Schlechte Nachrichten für Gürsel Tekin: Entscheidung des Wahlausschusses gefallen
Nach der Aufhebungsentscheidung des 45. Zivilgerichts erster Instanz in Istanbul wurde der Antrag von Gürsel Tekin, der als Treuhänder eingesetzt worden war, auf Einberufung eines außerordentlichen Kongresses vom Wahlausschuss des Bezirks Sarıyer aus rechtlichen Gründen abgelehnt.
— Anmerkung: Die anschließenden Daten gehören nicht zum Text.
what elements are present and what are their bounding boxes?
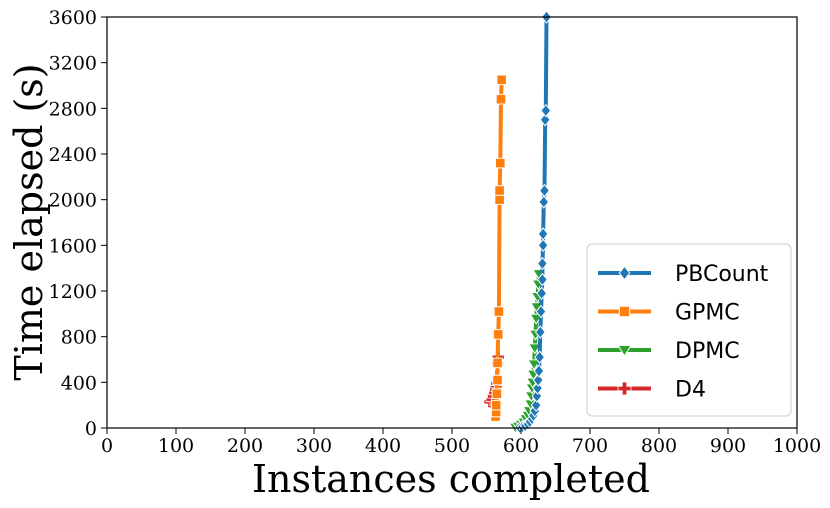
data-point-gpmc [494,185,505,196]
y-tick-label: 0 [85,418,97,440]
data-point-gpmc [492,329,504,340]
x-tick-label: 1000 [773,435,821,457]
x-tick-label: 700 [572,435,608,457]
data-point-gpmc [496,74,507,86]
legend-label-d4: D4 [675,378,706,403]
y-axis-label: Time elapsed (s) [7,63,51,380]
legend-marker-pbcount [618,265,631,281]
data-point-gpmc [492,357,503,369]
data-point-pbcount [535,304,547,319]
x-axis-ticks: 0 100 200 300 400 500 600 700 800 900 1000 [101,428,821,457]
y-tick-label: 2400 [49,144,97,166]
data-point-pbcount [532,381,544,395]
legend: PBCount GPMC DPMC D4 [586,243,792,417]
data-point-gpmc [494,194,505,205]
x-tick-label: 400 [365,435,401,457]
legend-label-dpmc: DPMC [675,339,740,364]
y-axis-ticks: 0 400 800 1200 1600 2000 2400 2800 3200 3600 [49,7,107,440]
x-tick-label: 200 [227,435,263,457]
data-point-dpmc [527,343,542,355]
data-point-pbcount [540,103,552,118]
data-point-gpmc [490,399,502,411]
series-pbcount [514,10,552,435]
legend-box [586,243,792,417]
data-point-dpmc [527,359,542,371]
data-point-pbcount [531,389,543,403]
data-point-pbcount [533,364,545,378]
data-point-gpmc [495,93,507,105]
x-tick-label: 600 [503,435,539,457]
data-point-gpmc [495,157,506,169]
y-tick-label: 2000 [49,190,97,212]
data-point-pbcount [539,183,550,198]
y-tick-label: 3200 [49,53,97,75]
data-point-pbcount [537,227,549,241]
legend-item-d4: D4 [598,378,706,403]
series-gpmc [490,74,507,422]
legend-item-gpmc: GPMC [598,301,740,326]
data-point-pbcount [536,272,548,287]
x-tick-label: 100 [158,435,194,457]
x-tick-label: 800 [641,435,677,457]
data-point-pbcount [538,195,550,209]
legend-marker-d4 [617,381,632,396]
legend-label-pbcount: PBCount [675,262,769,287]
x-tick-label: 500 [434,435,470,457]
data-point-pbcount [532,373,544,387]
legend-marker-dpmc [617,344,632,357]
legend-marker-gpmc [618,305,631,318]
legend-item-dpmc: DPMC [598,339,740,364]
x-axis-label: Instances completed [252,457,650,501]
data-point-pbcount [530,398,542,412]
y-tick-label: 800 [61,327,97,349]
data-point-pbcount [539,112,551,127]
data-point-pbcount [536,286,548,301]
data-point-gpmc [492,374,503,386]
data-point-pbcount [534,325,546,339]
legend-label-gpmc: GPMC [675,301,740,326]
plot-area [483,10,552,435]
x-tick-label: 900 [710,435,746,457]
legend-item-pbcount: PBCount [598,262,769,287]
x-tick-label: 300 [296,435,332,457]
data-point-pbcount [536,256,548,271]
data-point-gpmc [491,388,503,400]
y-tick-label: 2800 [49,98,97,120]
y-tick-label: 400 [61,372,97,394]
data-point-gpmc [493,306,505,317]
y-tick-label: 3600 [49,7,97,29]
x-tick-label: 0 [101,435,113,457]
y-tick-label: 1200 [49,281,97,303]
data-point-pbcount [537,238,549,253]
data-point-pbcount [534,350,546,365]
y-tick-label: 1600 [49,235,97,257]
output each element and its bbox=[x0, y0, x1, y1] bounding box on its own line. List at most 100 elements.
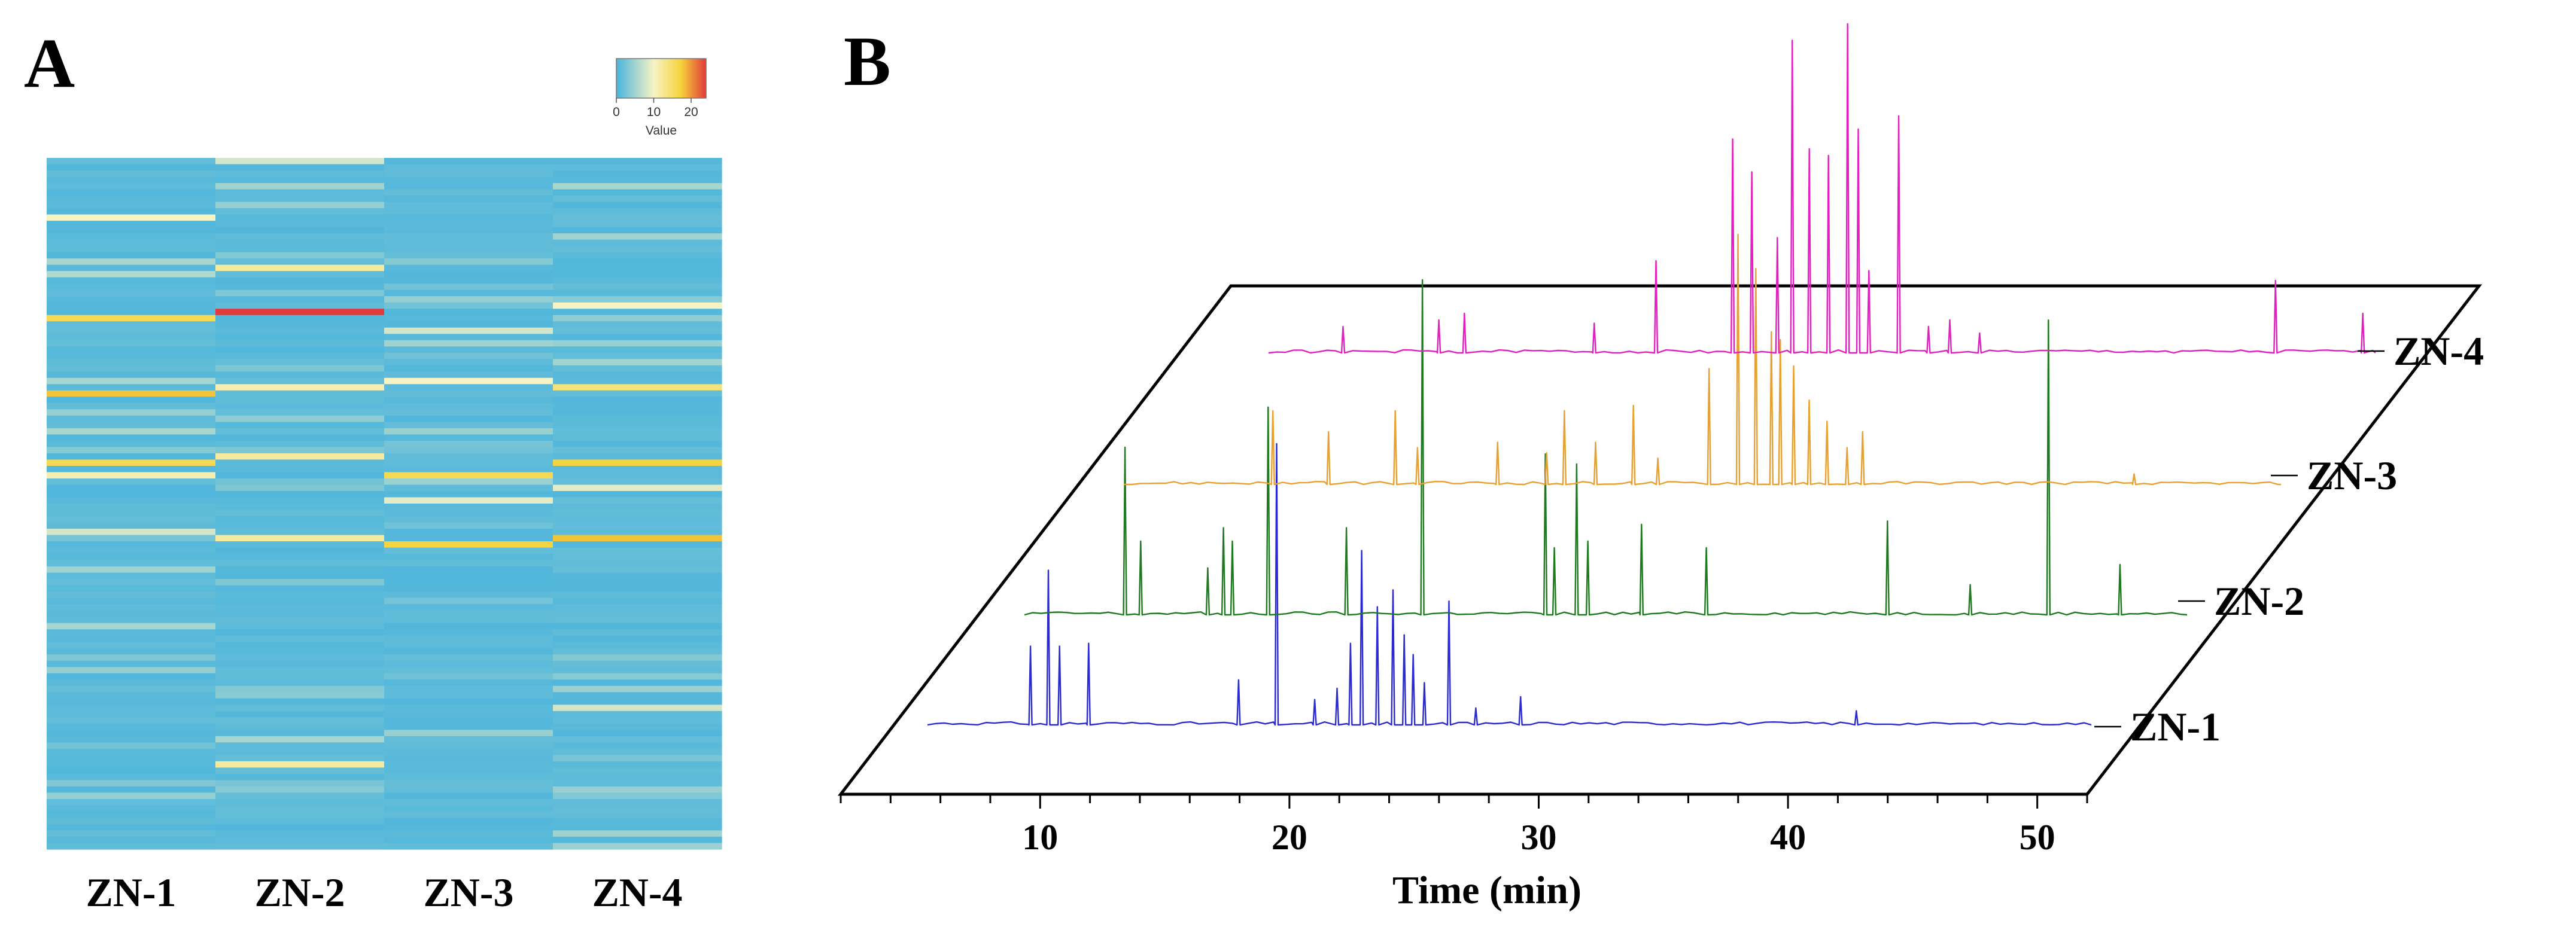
heatmap-cell bbox=[215, 490, 385, 498]
heatmap-cell bbox=[215, 340, 385, 347]
heatmap-cell bbox=[215, 327, 385, 334]
heatmap-cell bbox=[384, 409, 553, 416]
heatmap-cell bbox=[553, 415, 722, 422]
heatmap-cell bbox=[553, 277, 722, 284]
heatmap-cell bbox=[384, 755, 553, 762]
heatmap-cell bbox=[47, 529, 216, 536]
heatmap-cell bbox=[215, 818, 385, 825]
heatmap-cell bbox=[553, 465, 722, 473]
heatmap-cell bbox=[553, 667, 722, 674]
heatmap-cell bbox=[215, 390, 385, 397]
heatmap-cell bbox=[215, 767, 385, 775]
heatmap-cell bbox=[47, 685, 216, 693]
heatmap-cell bbox=[384, 164, 553, 171]
heatmap-cell bbox=[384, 623, 553, 630]
heatmap-cell bbox=[47, 811, 216, 819]
heatmap-cell bbox=[215, 535, 385, 542]
heatmap-cell bbox=[553, 510, 722, 517]
heatmap-cell bbox=[553, 648, 722, 655]
heatmap-cell bbox=[47, 560, 216, 567]
heatmap-cell bbox=[384, 289, 553, 297]
heatmap-column-label: ZN-4 bbox=[592, 870, 682, 915]
heatmap-cell bbox=[215, 422, 385, 429]
heatmap-cell bbox=[384, 811, 553, 819]
heatmap-cell bbox=[215, 315, 385, 322]
heatmap-cell bbox=[384, 597, 553, 605]
heatmap-cell bbox=[553, 434, 722, 441]
heatmap-cell bbox=[553, 529, 722, 536]
heatmap-cell bbox=[384, 296, 553, 303]
heatmap-cell bbox=[384, 221, 553, 228]
heatmap-cell bbox=[215, 233, 385, 240]
heatmap-cell bbox=[384, 340, 553, 347]
heatmap-cell bbox=[47, 202, 216, 209]
heatmap-cell bbox=[384, 440, 553, 448]
heatmap-cell bbox=[384, 560, 553, 567]
heatmap-cell bbox=[384, 648, 553, 655]
heatmap-cell bbox=[384, 233, 553, 240]
heatmap-cell bbox=[553, 673, 722, 680]
heatmap-cell bbox=[553, 711, 722, 718]
heatmap-cell bbox=[384, 359, 553, 366]
heatmap-cell bbox=[47, 176, 216, 184]
heatmap-cell bbox=[47, 692, 216, 699]
heatmap-cell bbox=[553, 723, 722, 730]
heatmap-cell bbox=[553, 522, 722, 529]
x-axis: 10 20 30 40 50 bbox=[840, 794, 2088, 857]
heatmap-cell bbox=[384, 478, 553, 486]
heatmap-cell bbox=[47, 170, 216, 178]
heatmap-cell bbox=[215, 566, 385, 574]
heatmap-cell bbox=[47, 522, 216, 529]
heatmap-cell bbox=[215, 478, 385, 486]
heatmap-cell bbox=[215, 271, 385, 278]
heatmap-cell bbox=[553, 158, 722, 165]
heatmap-cell bbox=[384, 246, 553, 253]
heatmap-cell bbox=[553, 309, 722, 316]
heatmap-cell bbox=[215, 843, 385, 850]
heatmap-cell bbox=[47, 717, 216, 724]
heatmap-cell bbox=[384, 227, 553, 234]
heatmap-cell bbox=[384, 773, 553, 780]
heatmap-cell bbox=[553, 792, 722, 800]
heatmap-cell bbox=[47, 547, 216, 554]
heatmap-cell bbox=[215, 585, 385, 592]
heatmap-cell bbox=[553, 352, 722, 359]
heatmap-cell bbox=[553, 830, 722, 837]
heatmap-cell bbox=[215, 296, 385, 303]
heatmap-cell bbox=[553, 692, 722, 699]
heatmap-cell bbox=[47, 617, 216, 624]
heatmap-cell bbox=[384, 390, 553, 397]
heatmap-cell bbox=[553, 447, 722, 454]
heatmap-cell bbox=[553, 685, 722, 693]
heatmap-cell bbox=[215, 830, 385, 837]
heatmap-cell bbox=[384, 252, 553, 259]
heatmap-cell bbox=[553, 617, 722, 624]
heatmap-cell bbox=[553, 560, 722, 567]
heatmap-cell bbox=[553, 490, 722, 498]
heatmap-cell bbox=[47, 711, 216, 718]
heatmap-cell bbox=[553, 453, 722, 461]
heatmap-cell bbox=[553, 736, 722, 743]
heatmap-cell bbox=[47, 321, 216, 328]
x-axis-tick-label: 20 bbox=[1272, 818, 1307, 857]
heatmap-cell bbox=[47, 340, 216, 347]
heatmap-cell bbox=[384, 780, 553, 787]
heatmap-cell bbox=[215, 516, 385, 523]
heatmap-cell bbox=[47, 755, 216, 762]
heatmap-cell bbox=[553, 327, 722, 334]
heatmap-cell bbox=[47, 239, 216, 246]
chromatogram-trace-zn-1 bbox=[927, 443, 2092, 726]
heatmap-cell bbox=[384, 403, 553, 410]
series-label: ZN-3 bbox=[2307, 453, 2397, 498]
heatmap-cell bbox=[553, 504, 722, 511]
heatmap-cell bbox=[384, 397, 553, 404]
heatmap-cell bbox=[553, 604, 722, 611]
heatmap-cell bbox=[47, 415, 216, 422]
heatmap-cell bbox=[215, 723, 385, 730]
chromatogram-panel: B ZN-1 ZN-2 ZN-3 ZN-4 10 20 30 40 50 Time (min) bbox=[837, 22, 2484, 912]
heatmap-cell bbox=[47, 642, 216, 649]
heatmap-cell bbox=[47, 805, 216, 812]
heatmap-cell bbox=[553, 183, 722, 190]
heatmap-cell bbox=[47, 497, 216, 504]
heatmap-cell bbox=[47, 648, 216, 655]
Nachdem der Parteitag der Republikanischen Volkspartei (CHP) in Istanbul am 8. Oktober 2023 gerichtlich annulliert worden war, stellte der als Treuhänder eingesetzte Gürsel Tekin beim Wahlrat des Bezirks Sarıyer einen Antrag auf Einberufung eines außerordentlichen Parteitags.
Tekins Anwalt Barış Demirkuş forderte in seinem Antrag vom 10. September 2025 die Aushändigung der für den außerordentlichen Parteitag erforderlichen Unterlagen und Register.
In dem Antrag wurde geltend gemacht, dass Tekin als Vorsitzender und Mitglied des Einberufungskomitees im Namen der Istanbuler Parteileitung, der Provinzverwaltung und der Disziplinarausschüsse handlungsbefugt sei.
ABLEHNUNG DURCH DIE WAHLBEHÖRDE
Der Wahlrat des Bezirks Sarıyer prüfte den Antrag und lehnte ihn unter Berufung auf Artikel 21 des Gesetzes über politische Parteien Nr. 2820, die Entscheidungen des Hohen Wahlrats (YSK) Nr. 2020/505 und 2017/353 sowie die Satzung und die Parteitagsordnung der CHP ab. In der Entscheidung wurde betont, dass die einzige zuständige Instanz für Wahlangelegenheiten die CHP-Parteizentrale sei.
In der Entscheidung des Gremiums heißt es:
"Wie aus der Satzung und der Parteitagsordnung der Republikanischen Volkspartei hervorgeht, ist die für Wahlangelegenheiten und -verfahren im Namen der Partei zuständige Instanz in Bezug auf den genannten außerordentlichen Parteitag der Zentralvorstand, also die CHP-Parteizentrale. Der Ansprechpartner für unsere Wahlbehörde bei jeglichem Schriftverkehr sowie bei allen wahlbezogenen Angelegenheiten und Verfahren ist daher nicht die Istanbuler Parteileitung der CHP, sondern der Zentralvorstand als CHP-Parteizentrale."
Darüber hinaus wurde unter Verweis auf die Artikel 10 und 21 des Gesetzes Nr. 298 über die Grundbestimmungen für Wahlen und Wählerverzeichnisse festgestellt, dass es keine gesetzliche Regelung gibt, die die Aushändigung der geprüften Antragsunterlagen an nicht befugte Parteifunktionäre, Delegierte oder Mitglieder vorsieht:
"Da es gemäß den Artikeln 10 und 21 des Gesetzes Nr. 298 über die Grundbestimmungen für Wahlen und Wählerverzeichnisse sowie des Gesetzes über politische Parteien Nr. 2820 keine gesetzliche Regelung gibt, die die Aushändigung der von unserer Behörde geprüften Antragsunterlagen an für die betreffende außerordentliche Wahl befugte oder nicht befugte Parteifunktionäre, Delegierte oder Mitglieder vorsieht, wurde die endgültige Ablehnung des Antrags beschlossen."